Legen Sie außerdem Pausen ein, bevor Sie “leer” sind, um Ihre Energie (und Konzentration) hoch zu halten.

Kurzer Check in den Pausen

  • Fühlen Sie, ob die Reifen noch hart genug sind.
  • Prüfen Sie, ob die Bremsen nach einer nassen Strecke nicht zu laufen begonnen haben.
  • Prüfen Sie, ob die Taschen noch fest sitzen und nichts am Rad scheuert.
  • Reinigen Sie Lichter und Reflektoren, wenn sie schlammig sind.

Nach der Fahrt: Wartungsarbeiten, die Ihre nächste Reise erleichtern werden

Wenn Sie nach Hause kommen, ist die Versuchung groß, das Fahrrad wegzustellen.

Aber fünf Minuten Nachsorge ersparen eine Menge Verschleiß.

Wischen Sie das Fahrrad sauber, trocknen Sie den Antriebsstrang und laden Sie den Akku je nach Gebrauch auf (nicht immer sofort 100% erforderlich, wenn Sie nicht sofort wieder für eine lange Zeit fahren).

Zum Schluss: Machen Sie es sich leicht

Ein E-Bike für eine lange Fahrt vorzubereiten heißt vor allem: vorausschauend denken.

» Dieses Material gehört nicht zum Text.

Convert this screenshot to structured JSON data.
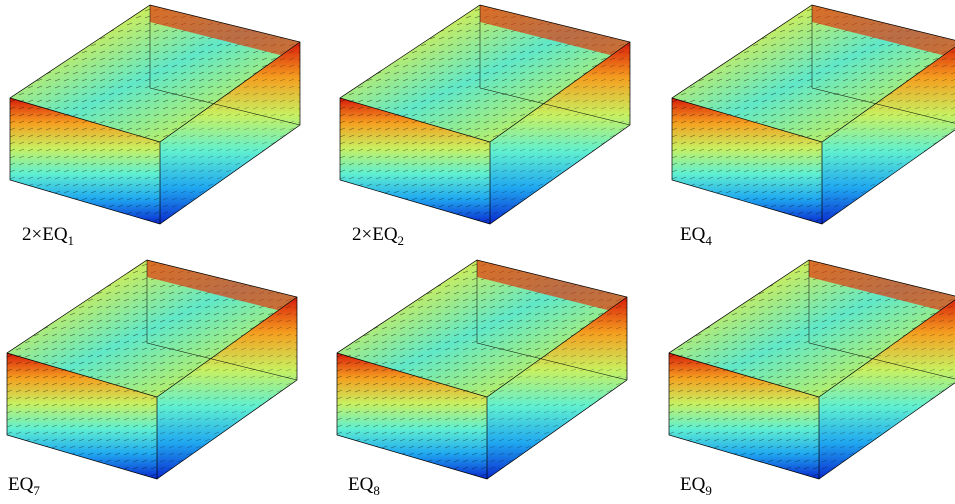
{
  "panels": [
    {
      "label": "2×EQ",
      "subscript": "1"
    },
    {
      "label": "2×EQ",
      "subscript": "2"
    },
    {
      "label": "EQ",
      "subscript": "4"
    },
    {
      "label": "EQ",
      "subscript": "7"
    },
    {
      "label": "EQ",
      "subscript": "8"
    },
    {
      "label": "EQ",
      "subscript": "9"
    }
  ]
}
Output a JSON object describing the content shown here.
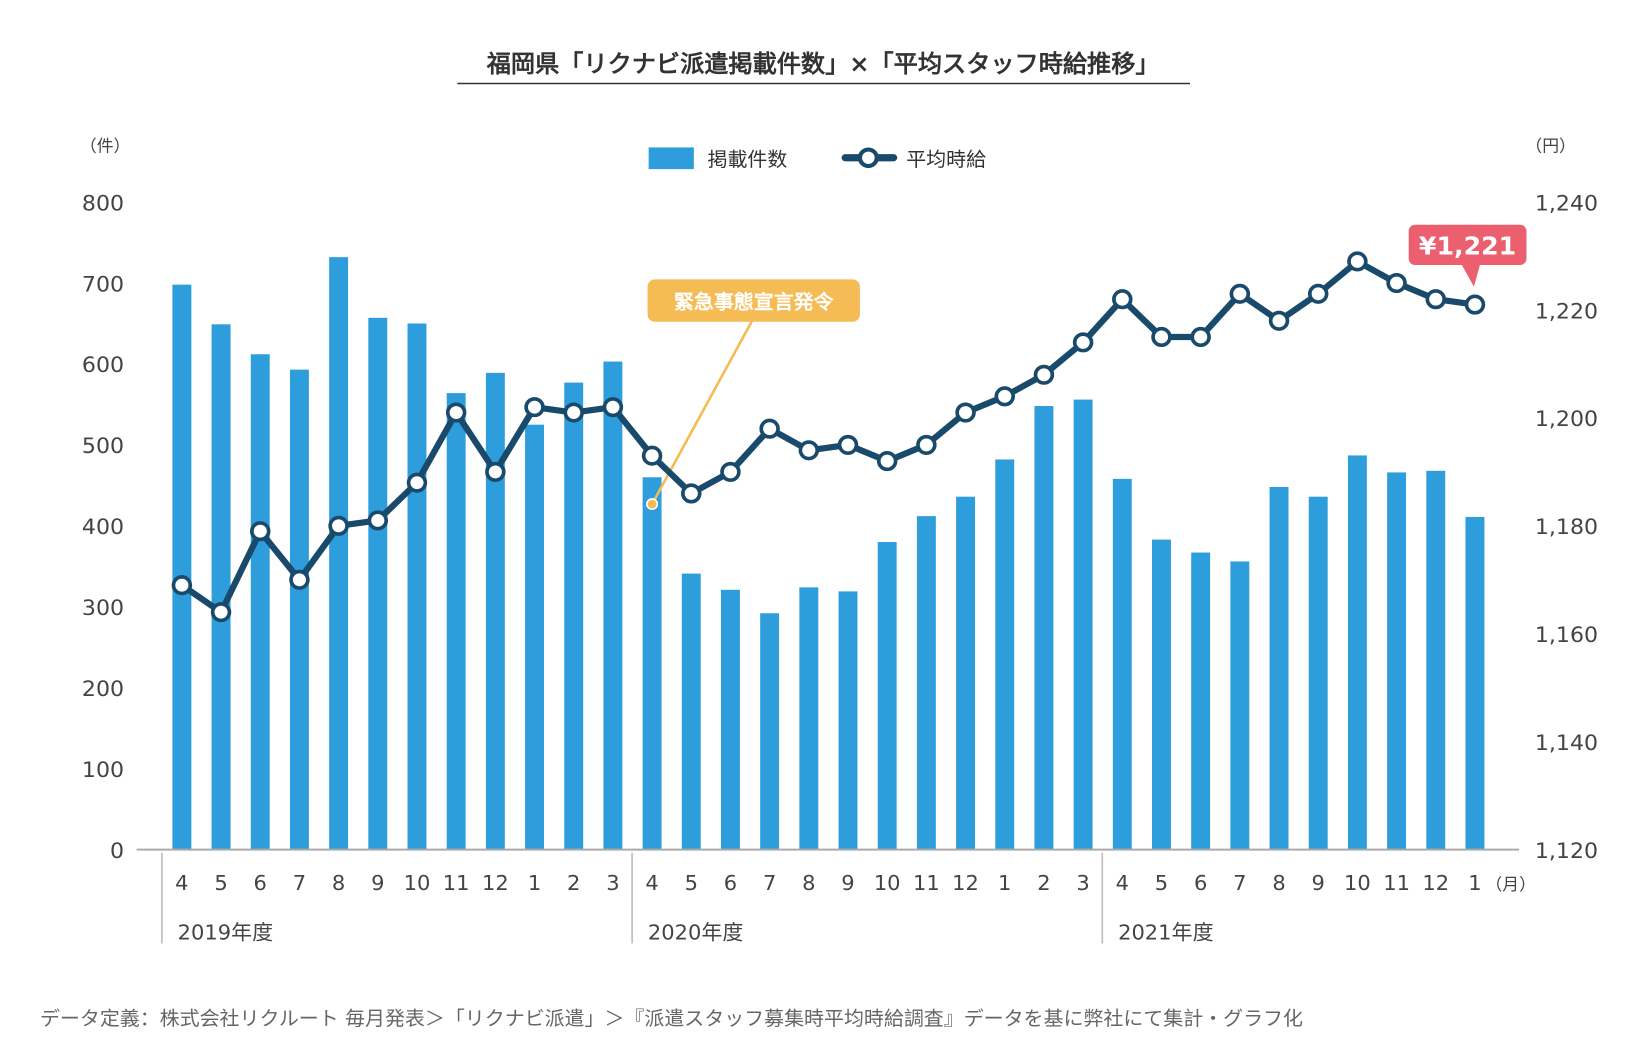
{
  "chart_data": {
    "type": "bar+line",
    "title": "福岡県「リクナビ派遣掲載件数」×「平均スタッフ時給推移」",
    "left_unit": "（件）",
    "right_unit": "（円）",
    "month_unit": "（月）",
    "left_ylim": [
      0,
      800
    ],
    "left_ticks": [
      "0",
      "100",
      "200",
      "300",
      "400",
      "500",
      "600",
      "700",
      "800"
    ],
    "right_ylim": [
      1120,
      1240
    ],
    "right_ticks": [
      "1,120",
      "1,140",
      "1,160",
      "1,180",
      "1,200",
      "1,220",
      "1,240"
    ],
    "categories": [
      "4",
      "5",
      "6",
      "7",
      "8",
      "9",
      "10",
      "11",
      "12",
      "1",
      "2",
      "3",
      "4",
      "5",
      "6",
      "7",
      "8",
      "9",
      "10",
      "11",
      "12",
      "1",
      "2",
      "3",
      "4",
      "5",
      "6",
      "7",
      "8",
      "9",
      "10",
      "11",
      "12",
      "1"
    ],
    "fiscal_years": [
      {
        "label": "2019年度",
        "start": 0
      },
      {
        "label": "2020年度",
        "start": 12
      },
      {
        "label": "2021年度",
        "start": 24
      }
    ],
    "series": [
      {
        "name": "掲載件数",
        "type": "bar",
        "axis": "left",
        "color": "#2e9ddb",
        "values": [
          698,
          649,
          612,
          593,
          732,
          657,
          650,
          564,
          589,
          525,
          577,
          603,
          460,
          341,
          321,
          292,
          324,
          319,
          380,
          412,
          436,
          482,
          548,
          556,
          458,
          383,
          367,
          356,
          448,
          436,
          487,
          466,
          468,
          411
        ]
      },
      {
        "name": "平均時給",
        "type": "line",
        "axis": "right",
        "color": "#1a4a6b",
        "values": [
          1169,
          1164,
          1179,
          1170,
          1180,
          1181,
          1188,
          1201,
          1190,
          1202,
          1201,
          1202,
          1193,
          1186,
          1190,
          1198,
          1194,
          1195,
          1192,
          1195,
          1201,
          1204,
          1208,
          1214,
          1222,
          1215,
          1215,
          1223,
          1218,
          1223,
          1229,
          1225,
          1222,
          1221
        ]
      }
    ],
    "legend_position": "top-center",
    "annotations": [
      {
        "text": "緊急事態宣言発令",
        "index": 12,
        "color": "#f5bc55"
      },
      {
        "text": "¥1,221",
        "index": 33,
        "color": "#ec5f6e"
      }
    ]
  },
  "footnote": "データ定義：株式会社リクルート 毎月発表＞「リクナビ派遣」＞『派遣スタッフ募集時平均時給調査』データを基に弊社にて集計・グラフ化"
}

Mit guten Reifen, zuverlässigen Bremsen, einer vollen Batterie und einem kleinen Pannenset können Sie unbesorgt fahren.

Wenn Sie sicherstellen möchten, dass Ihr E-Bike für die neue Saison oder für eine große Fahrt technisch 100% ist, sehen Sie sich STOER Pflege für Wartung und Service, damit Sie weiterhin sorgenfrei Rad fahren können.